On the night of September 26, 1983, the world almost ended. It was the height of the Cold War, and each side bristled with nuclear weapons. Earlier that spring, President Reagan had announced the Strategic Defense Initiative, nicknamed “Star Wars,” a planned missile defense shield that threatened to upend the Cold War’s delicate balance. Just three weeks earlier on September 1, the Soviet military had shot down a commercial airliner flying from Alaska to Seoul that had strayed into Soviet air space. Two hundred and sixty-nine people had been killed, including an American congressman. Fearing retaliation, the Soviet Union was on alert.
The Soviet Union deployed a satellite early warning system called Oko to watch for U.S. missile launches. Just after midnight on September 26, the system issued a grave report: the United States had launched a nuclear missile at the Soviet Union.
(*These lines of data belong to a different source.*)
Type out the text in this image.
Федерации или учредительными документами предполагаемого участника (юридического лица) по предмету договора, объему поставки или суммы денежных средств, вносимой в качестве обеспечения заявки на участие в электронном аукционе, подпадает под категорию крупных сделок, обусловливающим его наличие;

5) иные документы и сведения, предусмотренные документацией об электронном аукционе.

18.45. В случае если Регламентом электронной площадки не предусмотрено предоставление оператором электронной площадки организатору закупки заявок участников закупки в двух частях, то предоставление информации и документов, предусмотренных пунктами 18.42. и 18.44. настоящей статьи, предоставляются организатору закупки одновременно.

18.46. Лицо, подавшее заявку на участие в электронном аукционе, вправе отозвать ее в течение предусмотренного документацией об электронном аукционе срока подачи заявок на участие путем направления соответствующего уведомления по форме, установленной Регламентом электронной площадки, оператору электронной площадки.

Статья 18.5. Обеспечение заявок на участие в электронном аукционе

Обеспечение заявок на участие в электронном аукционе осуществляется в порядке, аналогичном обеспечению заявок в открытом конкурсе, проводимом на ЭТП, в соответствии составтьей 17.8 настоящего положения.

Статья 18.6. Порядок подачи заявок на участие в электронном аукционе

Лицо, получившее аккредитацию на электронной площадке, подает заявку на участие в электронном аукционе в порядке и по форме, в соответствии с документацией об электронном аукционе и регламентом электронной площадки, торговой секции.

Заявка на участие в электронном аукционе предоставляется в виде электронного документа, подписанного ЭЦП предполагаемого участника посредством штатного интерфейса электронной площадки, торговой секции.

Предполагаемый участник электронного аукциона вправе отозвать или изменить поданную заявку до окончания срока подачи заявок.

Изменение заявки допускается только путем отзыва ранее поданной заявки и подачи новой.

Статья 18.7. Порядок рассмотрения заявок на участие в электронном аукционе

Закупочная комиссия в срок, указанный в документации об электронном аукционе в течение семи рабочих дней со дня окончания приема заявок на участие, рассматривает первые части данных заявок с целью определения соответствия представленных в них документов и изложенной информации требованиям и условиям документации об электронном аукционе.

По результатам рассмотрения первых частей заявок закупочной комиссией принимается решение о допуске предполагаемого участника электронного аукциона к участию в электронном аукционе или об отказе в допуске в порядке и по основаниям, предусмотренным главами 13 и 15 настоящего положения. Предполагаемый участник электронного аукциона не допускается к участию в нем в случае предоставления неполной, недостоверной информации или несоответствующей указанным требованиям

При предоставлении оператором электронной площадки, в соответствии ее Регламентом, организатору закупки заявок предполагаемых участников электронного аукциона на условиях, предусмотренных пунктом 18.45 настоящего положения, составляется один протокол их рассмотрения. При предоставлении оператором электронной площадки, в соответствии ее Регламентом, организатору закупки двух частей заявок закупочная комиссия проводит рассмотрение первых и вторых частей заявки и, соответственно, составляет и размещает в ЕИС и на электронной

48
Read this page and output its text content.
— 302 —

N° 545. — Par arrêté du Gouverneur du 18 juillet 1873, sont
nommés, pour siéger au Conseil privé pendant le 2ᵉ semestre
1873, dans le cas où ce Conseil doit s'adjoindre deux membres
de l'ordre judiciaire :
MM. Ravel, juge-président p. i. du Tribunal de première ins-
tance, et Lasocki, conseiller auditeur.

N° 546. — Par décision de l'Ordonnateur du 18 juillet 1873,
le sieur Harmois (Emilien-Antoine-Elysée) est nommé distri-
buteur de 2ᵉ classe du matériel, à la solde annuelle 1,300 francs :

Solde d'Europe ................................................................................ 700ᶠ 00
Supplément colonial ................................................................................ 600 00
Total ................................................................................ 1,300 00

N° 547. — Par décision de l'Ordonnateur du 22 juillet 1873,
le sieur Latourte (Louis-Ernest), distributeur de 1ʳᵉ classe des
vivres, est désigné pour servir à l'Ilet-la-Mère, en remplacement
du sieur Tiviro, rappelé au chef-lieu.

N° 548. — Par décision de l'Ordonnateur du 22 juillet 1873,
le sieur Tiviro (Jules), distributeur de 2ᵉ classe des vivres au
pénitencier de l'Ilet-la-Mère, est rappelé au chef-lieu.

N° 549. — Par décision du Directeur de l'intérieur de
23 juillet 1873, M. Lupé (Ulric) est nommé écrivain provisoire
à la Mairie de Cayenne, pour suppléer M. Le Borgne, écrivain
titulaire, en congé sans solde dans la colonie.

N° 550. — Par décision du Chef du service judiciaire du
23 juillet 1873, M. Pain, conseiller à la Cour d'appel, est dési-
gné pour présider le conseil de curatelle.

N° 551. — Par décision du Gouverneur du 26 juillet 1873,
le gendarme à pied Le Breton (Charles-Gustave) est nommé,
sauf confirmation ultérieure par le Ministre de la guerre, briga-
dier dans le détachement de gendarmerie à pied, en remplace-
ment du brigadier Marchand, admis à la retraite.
Lieutenant Colonel Stanislav Petrov was on duty that night in bunker Serpukhov-15 outside Moscow, and it was his responsibility to report the missile launch up the chain of command to his superiors. In the bunker, sirens blared and a giant red backlit screen flashed “launch,” warning him of the detected missile, but still Petrov was uncertain. Oko was new, and he worried that the launch might be an error, a bug in the system. He waited.